« J’regarde qui je veux ! »
Le cinéma québécois, j’ai déjà eu l’occasion de l’écrire, semble parfois condamné au réalisme et au régionalisme hérité du cinéma direct. Il rechigne – peut-être de par la pression des institutions et des médias – à offrir autre chose que de grises chroniques familiales promises à un succès relatif en festival, ou encore des comédies presque télévisuelles dont la popularité, réputée assurée, est de plus en plus discutable. Dans ce contexte morose, il convient de se redonner espoir en regardant soit du côté des productions plus artisanales et personnelles, soit du côté du court métrage, soit du côté de la jeunesse cinématographique.
Par chance, Chloé Robichaud appartient à ces trois pans de notre cinématographie. Ainsi donc, un coup d’œil sur l’œuvre de cette cinéaste surdouée s’impose, alors que le festival Plein(s) Écran(s) propose une rétrospective de ses courts métrages.
Robichaud a d’abord cette particularité de naviguer entre le film d’auteur sombre et la comédie. En ne se dévouant pas totalement à l’un ou à l’autre, elle évite les lieux communs que je dénonçais plus haut.
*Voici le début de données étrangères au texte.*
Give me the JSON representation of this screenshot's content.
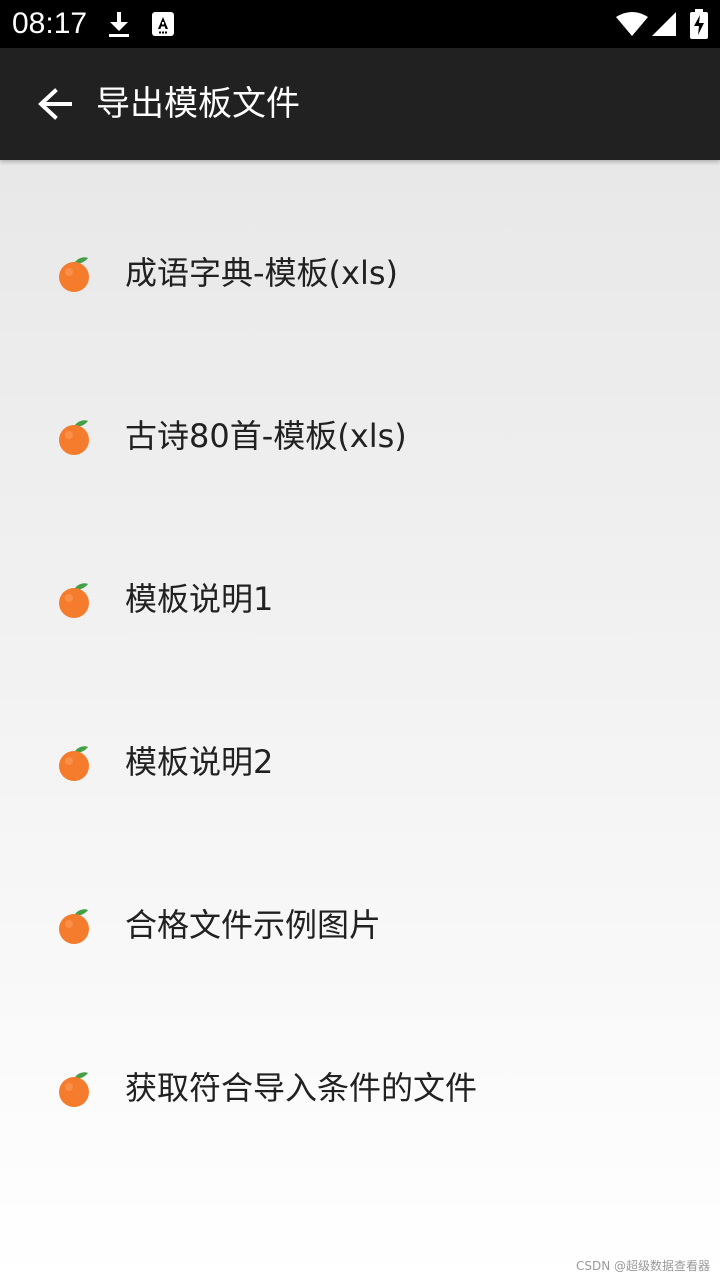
{
  "status_bar": {
    "time": "08:17",
    "icons": [
      "download-icon",
      "app-notification-icon",
      "wifi-icon",
      "signal-icon",
      "battery-charging-icon"
    ]
  },
  "app_bar": {
    "back_icon": "arrow-back-icon",
    "title": "导出模板文件"
  },
  "list": {
    "items": [
      {
        "label": "成语字典-模板(xls)",
        "icon": "orange-icon"
      },
      {
        "label": "古诗80首-模板(xls)",
        "icon": "orange-icon"
      },
      {
        "label": "模板说明1",
        "icon": "orange-icon"
      },
      {
        "label": "模板说明2",
        "icon": "orange-icon"
      },
      {
        "label": "合格文件示例图片",
        "icon": "orange-icon"
      },
      {
        "label": "获取符合导入条件的文件",
        "icon": "orange-icon"
      }
    ]
  },
  "watermark": "CSDN @超级数据查看器",
  "colors": {
    "status_bar_bg": "#000000",
    "app_bar_bg": "#212121",
    "orange": "#F57C2C",
    "leaf": "#4CAF50"
  }
}
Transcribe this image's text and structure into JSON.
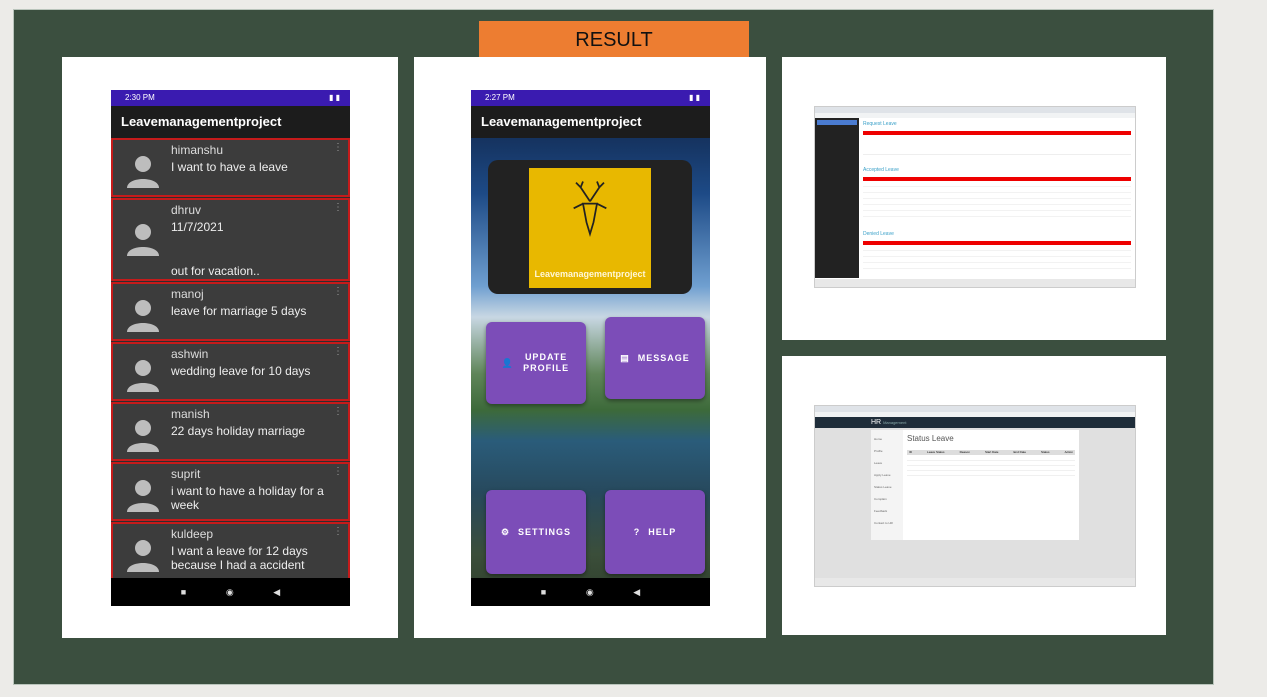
{
  "banner": {
    "label": "RESULT"
  },
  "phone1": {
    "status_time": "2:30 PM",
    "app_title": "Leavemanagementproject",
    "items": [
      {
        "name": "himanshu",
        "msg": "I want to have a leave",
        "extra": ""
      },
      {
        "name": "dhruv",
        "msg": "11/7/2021",
        "extra": "out for vacation.."
      },
      {
        "name": "manoj",
        "msg": "leave for marriage 5 days",
        "extra": ""
      },
      {
        "name": "ashwin",
        "msg": "wedding leave for 10 days",
        "extra": ""
      },
      {
        "name": "manish",
        "msg": "22 days holiday marriage",
        "extra": ""
      },
      {
        "name": "suprit",
        "msg": "i want to have a holiday for a week",
        "extra": ""
      },
      {
        "name": "kuldeep",
        "msg": "I want a leave for 12 days because I had a accident",
        "extra": ""
      }
    ]
  },
  "phone2": {
    "status_time": "2:27 PM",
    "app_title": "Leavemanagementproject",
    "logo_text": "Leavemanagementproject",
    "buttons": {
      "update_profile": "UPDATE PROFILE",
      "message": "MESSAGE",
      "settings": "SETTINGS",
      "help": "HELP"
    }
  },
  "shot1": {
    "section1": "Request Leave",
    "section2": "Accepted Leave",
    "section3": "Denied Leave"
  },
  "shot2": {
    "brand": "HR",
    "brand_sub": "Management",
    "title": "Status Leave",
    "sidebar": [
      "Home",
      "Profile",
      "Leave",
      "Apply Leave",
      "Status Leave",
      "Complain",
      "Feedback",
      "Contact to HR"
    ],
    "columns": [
      "ID",
      "Leave Status",
      "Reason",
      "Start Date",
      "End Date",
      "Status",
      "Action"
    ]
  },
  "colors": {
    "slide": "#3b4f3f",
    "banner": "#ed7d31",
    "item_border": "#c51b1b",
    "button": "#7c4db8",
    "logo": "#e8b800"
  }
}
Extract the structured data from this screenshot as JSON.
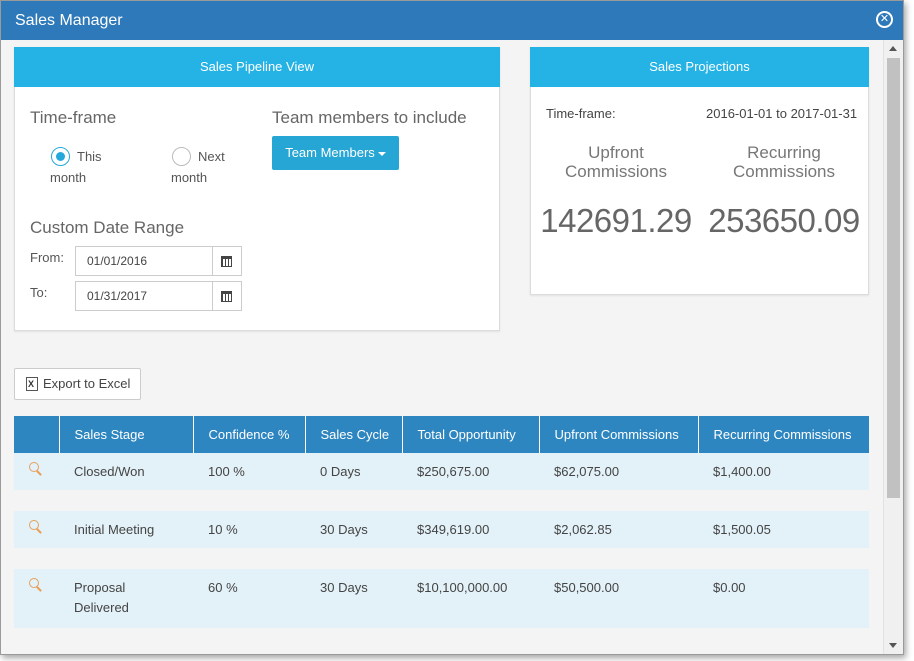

Au contraire, l’hybridité confère à ses films un humour noir pince-sans-rire qui les rend immédiatement reconnaissables. Le style de Robichaud en est un qui est affirmé, et proche d’un certain cinéma scandinave – à la Andersson ou Kaurismäki –, de par les jeux que la réalisatrice pratique sur le rythme et le malaise. Robichaud est très habile pour écrire des scénarios simples, mais efficaces, qui reposent sur une succession de situations tragi-comiques tournées en plans-séquences fixes.
Le court métrage Chef de meute, sélectionné dans la section court métrage de Cannes en 2012, est un bel exemple du comique particulier de la cinéaste. En à peine huit minutes, le film va montrer sa protagoniste faire face au deuil de sa tante, à sa solitude, au désamour de sa famille et à la mort de son chien (autour duquel tourne l’intrigue). En plus de survivre à un grave accident de la route. Pourtant, tout le film est absolument tordant. La maîtrise de Robichaud fait en sorte que le spectateur peut trouver de l’amusement dans le vide existentiel de la protagoniste, puisqu’il se manifeste dans une série de situations absurdes savoureuses. La scène la plus marquante est sans contredit celle du cours de dressage, où l’instructeur canin passe une bonne minute raide comme un piquet, le regard plongé vers l’horizon, à répéter « Jackie ! » sur le même ton. Tout cela dans le but d’appeler le chien de la protagoniste en paraissant autoritaire. La cinéaste étire ce passage jusqu’à la limite de l’exagération, mais toujours en maintenant ce qu’il faut de tension et de conviction pour que le tout passe merveilleusement bien. Bien entendu, tout cela est filmé en plan fixe.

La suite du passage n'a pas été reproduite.